There are three new characters being introduced into the franchise. They may be long established in comic book lore but they each get the ‘origin story’ treatment, which slows the narrative to a crawl for the first half of the film.
Having done this, these characters are relegated to supporting roles for the more famous and already successful heroes.
The climax of the film is a fairly standard mass destruction of property, with the villain finally but inevitably defeated.
If this genre of film is your thing then this is a definite 2nd choice compared to Thor: Ragnorok, which is still running in cinemas.
I give this a ‘must try harder’ 2 stars out of five.
This autumn sees the welcome return of the Spiegeltent, venue for GSC’s new production of The Legend of King Arthur.
This brand new play has been written by Caroline Devlin, who has given us a delightful, action packed, humorous and family friendly tale, just right for this time of year.
More than that, she has produced a script befitting the multitalented company, taking and using recognisably Shakespearean plot devises to great effect.
We have the Fool as narrator, babies separated at birth, family treachery, songs, and so forth.
For children, it is a great introduction to the wider world of live drama.
The players are very few in number but, by incredible costume and lighting changes, plus our willing suspension logic, the stage is filled with a massive menage of characters.
A young girl changes to aged monk to soldier in moments and we applaud in delight.
The founders of GSC, Sarah Gobran and Matt Pinches, can be very proud of what they have achieved yet again.

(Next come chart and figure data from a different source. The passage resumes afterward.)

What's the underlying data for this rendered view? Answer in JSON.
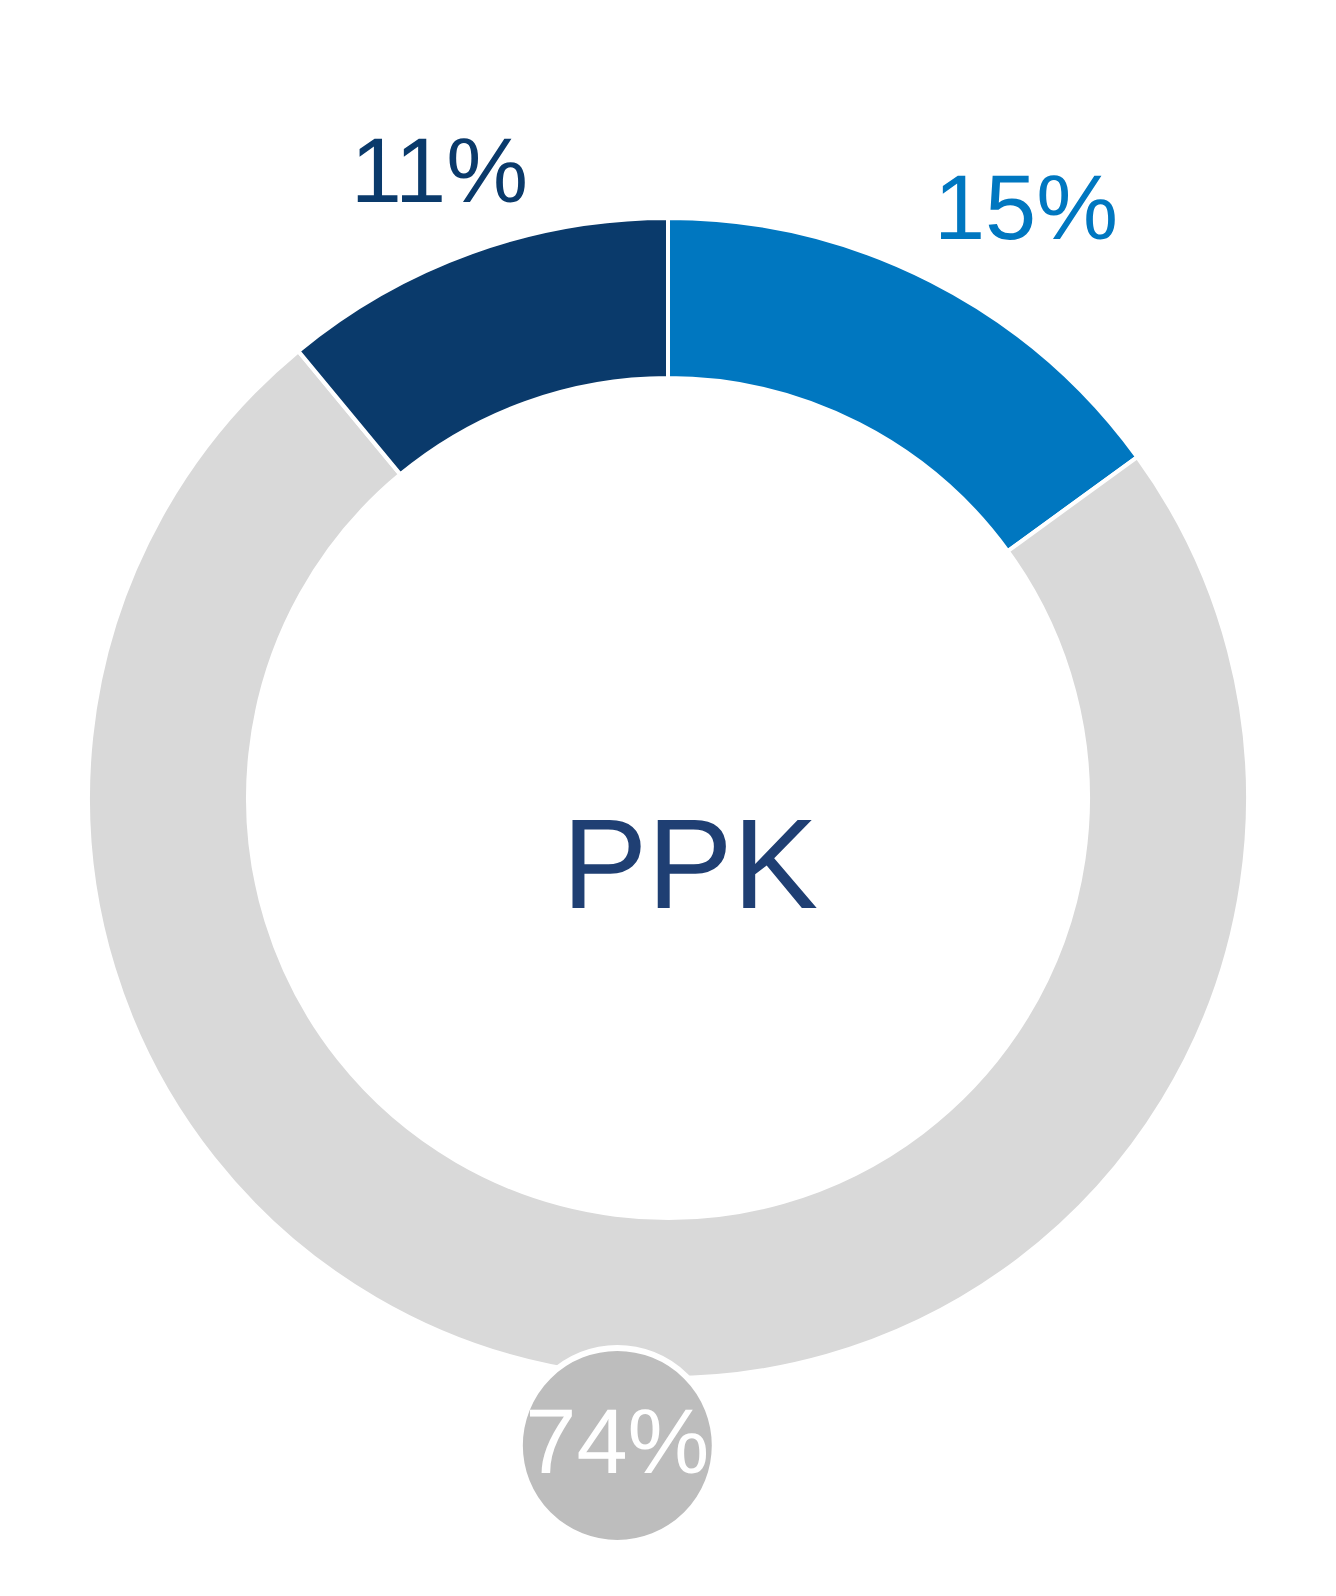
{
  "chart_data": {
    "type": "donut",
    "title": "PPK",
    "categories": [
      null,
      null,
      null
    ],
    "values": [
      15,
      74,
      11
    ],
    "colors": [
      "#0077c0",
      "#d9d9d9",
      "#0a3a6b"
    ],
    "value_labels": [
      "15%",
      "74%",
      "11%"
    ]
  }
}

I fully recommend this delightful play to anybody who can get to Guildford before it ends on 5th November.
Truly a 5 star production.
You certainly get value for money from Blade Runner 2049, running at 2 hours 44 minutes.
Fortunately the director has filled that time to great advantage. Weaving a complex and compelling tale, this story is set in same dystopian world of the original Blade Runner.
If you liked the original, this film answers many of the questions raised by the first.
Ryan Goslings performance is very good, encapsulating his character very well. It has to be said that the film only comes to life towards the latter part when Harrison Ford appears.
If you haven’t seen or did not like the original, I fear this would not impress you and probably leave you wondering why you bothered.
I would strongly recommend seeing the original first if you have not already done so or just to refresh your memory.
So this is a good, possibly great and definitely cult movie.
As a fan, it gets 4 stars out of five from me.